As described in the European Commission ECTS Users' Guide, a module is a "self-contained, formally structured learning experience. It should have a coherent and explicit set of learning outcomes, expressed in terms of competences to be obtained, and appropriate assessment criteria". This means not defining subject-specific competences, but rather emphasizing competences irrespective of field and related to a student's attitudes, values, motivation, and volition. Regardless of your role in delivering education, your students will need much more than content knowledge to be ready to address societies greatest challenges (in Europe and beyond).  

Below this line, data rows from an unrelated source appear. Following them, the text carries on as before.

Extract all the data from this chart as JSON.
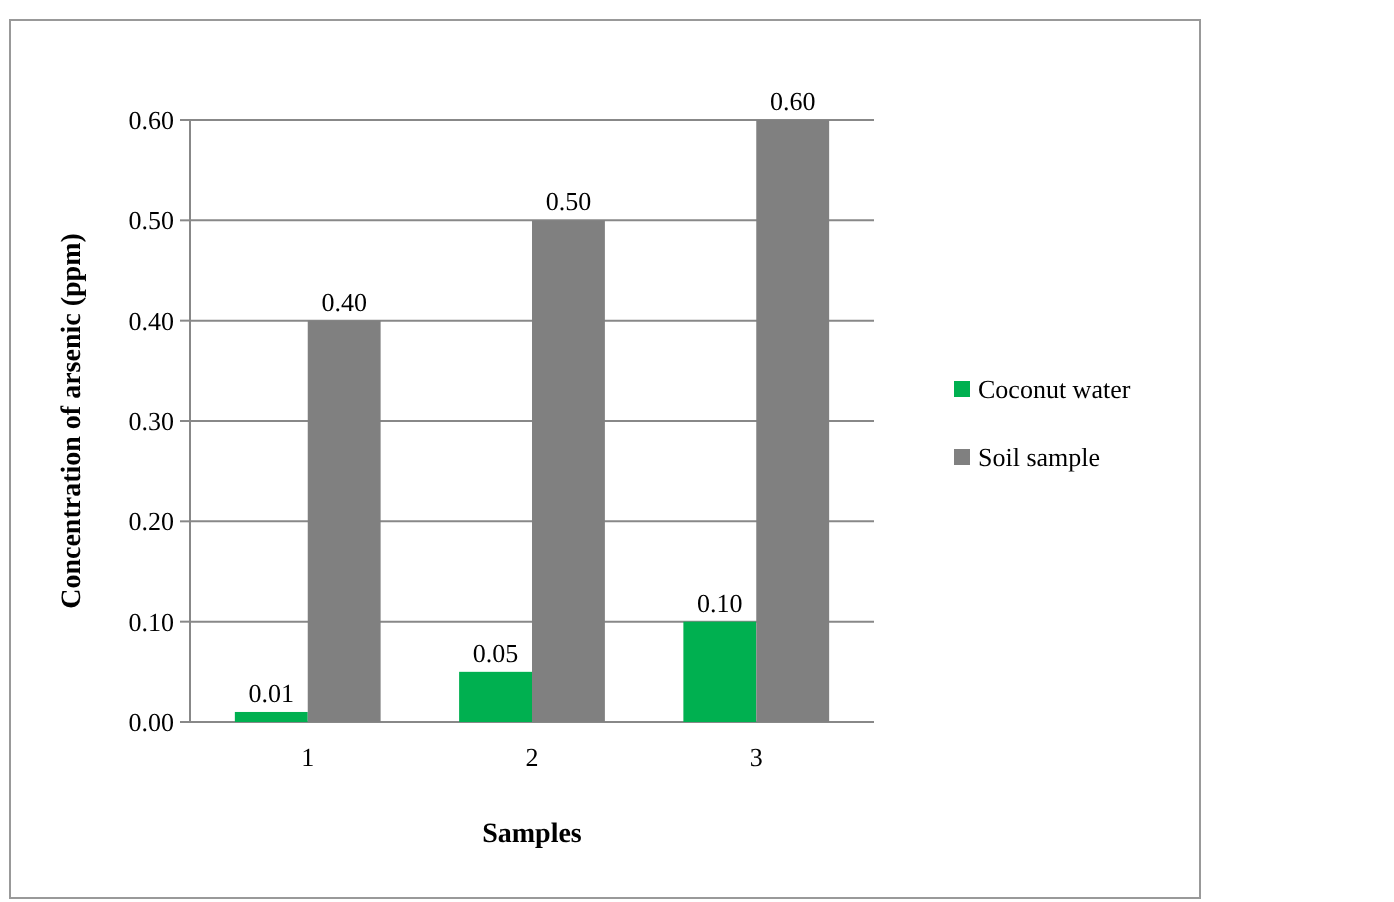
{
  "chart_data": {
    "type": "bar",
    "xlabel": "Samples",
    "ylabel": "Concentration of arsenic (ppm)",
    "categories": [
      "1",
      "2",
      "3"
    ],
    "series": [
      {
        "name": "Coconut water",
        "color": "#00b050",
        "values": [
          0.01,
          0.05,
          0.1
        ],
        "value_labels": [
          "0.01",
          "0.05",
          "0.10"
        ]
      },
      {
        "name": "Soil sample",
        "color": "#808080",
        "values": [
          0.4,
          0.5,
          0.6
        ],
        "value_labels": [
          "0.40",
          "0.50",
          "0.60"
        ]
      }
    ],
    "ylim": [
      0,
      0.6
    ],
    "yticks": [
      {
        "value": 0,
        "label": "0.00"
      },
      {
        "value": 0.1,
        "label": "0.10"
      },
      {
        "value": 0.2,
        "label": "0.20"
      },
      {
        "value": 0.3,
        "label": "0.30"
      },
      {
        "value": 0.4,
        "label": "0.40"
      },
      {
        "value": 0.5,
        "label": "0.50"
      },
      {
        "value": 0.6,
        "label": "0.60"
      }
    ],
    "grid": "y",
    "legend": "right"
  }
}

At University College Freiburg, students could use EPICUR courses in their mandatory modules and their senior profile (see figure 1). This was possible due to the competence-based description of the UCF Modules leaving some flexibility in the courses that students can use to fulfill the module requirements. The UCF Modules are described in the  UCF Module Handbook.  An example of the senior profile module  shown below. Besides the competence orientation, the examination flexibility makes it possible for students to use a range of courses to fulfill the module requirements.  
UCF Senior profile module
The integration of courses from cross-disciplinary programmes is already a standard procedure for many study programmes. At the University of Freiburg, all Bachelor and Law students at the University of Freiburg have to complete a minimum of 8 ECTS (varying by programme) from the BOK (Berufsfeldorientierte Kompetenzen, i.e., profession-oriented skills) area to gain employment-related competencies during their university studies.

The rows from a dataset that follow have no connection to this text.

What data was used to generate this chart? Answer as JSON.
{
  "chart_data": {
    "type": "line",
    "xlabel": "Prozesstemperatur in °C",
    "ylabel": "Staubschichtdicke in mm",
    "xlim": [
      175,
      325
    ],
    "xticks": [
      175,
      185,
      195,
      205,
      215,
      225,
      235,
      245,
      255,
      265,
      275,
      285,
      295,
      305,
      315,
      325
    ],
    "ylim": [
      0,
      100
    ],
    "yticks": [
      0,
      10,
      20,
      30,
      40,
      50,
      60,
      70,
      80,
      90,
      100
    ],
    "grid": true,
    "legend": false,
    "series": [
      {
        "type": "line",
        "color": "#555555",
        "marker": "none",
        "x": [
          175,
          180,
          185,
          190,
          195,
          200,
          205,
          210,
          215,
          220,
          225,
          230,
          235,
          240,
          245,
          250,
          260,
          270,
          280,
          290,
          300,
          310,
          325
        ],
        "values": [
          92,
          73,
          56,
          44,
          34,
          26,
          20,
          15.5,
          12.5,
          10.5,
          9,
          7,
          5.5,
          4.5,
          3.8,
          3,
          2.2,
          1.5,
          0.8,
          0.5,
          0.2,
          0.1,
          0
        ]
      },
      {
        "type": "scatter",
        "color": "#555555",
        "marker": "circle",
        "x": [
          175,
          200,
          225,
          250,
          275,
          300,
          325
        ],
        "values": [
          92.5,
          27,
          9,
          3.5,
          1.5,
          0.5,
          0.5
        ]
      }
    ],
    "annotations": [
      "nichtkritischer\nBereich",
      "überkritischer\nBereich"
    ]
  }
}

Achievements successfully completed within the framework of EPICUR can be used for the BOK area of the university of Freiburg’s Zentrum für Schlüsselqualifikationen (ZfS, Cernter for Key Qualifications), provided equivalence can be established. Before taking part in an EPICUR course, students need to contact the ZfS by e-mail with the course title, a module description, and their matriculation number. They then receive a positive or negative assessment of equivalence to the respective BOK area. After successful participation in the EPICUR offer, in the case of a positive assessment in advance, the ZfS issues a recognition recommendation for the students’ respective examination office, which decides if the credits will be recognised in the student's mandatory BOK area.
Such an approach could also be provided for other Liberal Arts and Sciences inspired course offers. The House of Competence (HoC) and the Zentrum für Angewandte Kulturwissenschaft (ZAK) at KIT could enable similar approaches.